Red Cross responds to claims $85m of bushfire donations are yet to be handed out

Australia’s leading charities have defended their plan of action after it was revealed less than one third of donations made for bushfire victims had been handed out.

The Australian Red Cross has so far received a confirmed $95 million to date but revealed on Wednesday only $30 million of that had been distributed to victims.

On Thursday Red Cross Director of Australian Services Noel Clement said the figure raised was now closer to $115 million.

The revelation sparked anger right across the country, with the charity’s failure to release all the funds described as “disgraceful” online.

Mr Clement quashed reports the charity was planning to use the remaining funds to support future disasters during an appearance on Channel Nine’s Today on Thursday morning.

“What we are planning is phases of support for people,” he said.

“The balance of those funds is for the bushfires. What we’re talking about is further immediate relief so as we become clearer on needs we will announce further support and longer term support.

“Keep in mind there are people who will need to rebuild and there are people who will need support for that. We want funds to be able to do that.”

Mr Clement said over 60,000 people have been supported since September.

Pictured is Noel Clement of the Red Cross in a navy suit appearing on Today from Melbourne.
Noel Clement of the Red Cross said funds would not be used for other crises. Source: Today

He said 700 bushfire victims had so far benefited from $10,000 in grants. More than 2500 homes have so far been destroyed nationwide.

Mr Clement said the Red Cross is working through the remaining applications for immediate relief as quickly as possible, with applications normally taking six days.

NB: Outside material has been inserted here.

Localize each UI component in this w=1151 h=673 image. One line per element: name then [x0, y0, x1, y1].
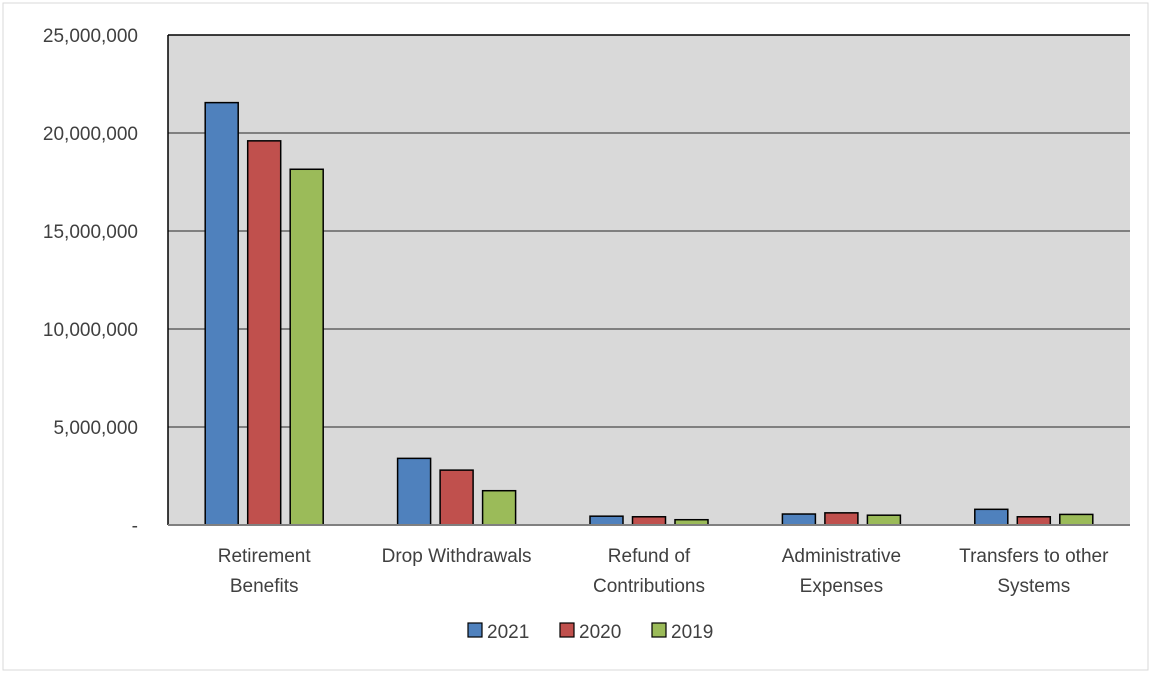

He said it was vital to ensure the funds ended up in the right hands and that the Red Cross was “committed” to working in affected communities for the next three years.

Charity bosses invited to see the devastation

However NSW Transport Minister Andrew Constance, whose local community on the south coast was ravaged by fire, said the response was unacceptable.

“The money is needed now, not sitting in a Red Cross bank account earning interest so they can map out their next three years and do their marketing,” Mr Constance said.

“How dare they say publicly they’re only going to spend a third of the donations on people when people are traumatised and in crisis.”

CANBERRA, Jan. 18, 2020 -- Photo taken on Jan. 18, 2020 shows a man shedding tears on the property ruins left by the bushfire in Mogo town, a two-hour drive from Canberra, Australia. At least 28 people have lost their lives and more than 2,000 homes been destroyed across the country in this bushfire season in Australia. (Photo by Chu Chen/Xinhua via Getty) (Xinhua/Chu Chen via Getty Images)
Andrew Constance says victims, such as this man and woman pictured in Mogo, need the money now. Source: Getty

He invited charity bosses to visit the decimated communities where Mr Constance said people were sleeping rough in their burnt-out properties.

"Meet me in Batemans Bay at 8.00am on Saturday and I'll drive you the 300 kilometres of devastation on the far south coast,” he said.

St Vincent De Paul’s NSW CEO Jack de Groot told 7News he understood Mr Constance’s anger and was willing to accept his offer.

His charity has so far raised $12.5m with $1.1m distributed to eligible victims.

NSW Minister for Police and Emergency Services David Elliott urged charities to “pull your finger out”.

His comments accompanied a wave of anger online, with some vowing never to donate to certain charities again.

“This is going to be one of the worst acts of legalised fraud in Australian history!” one person said on Twitter.

“This is disgusting,” another declared.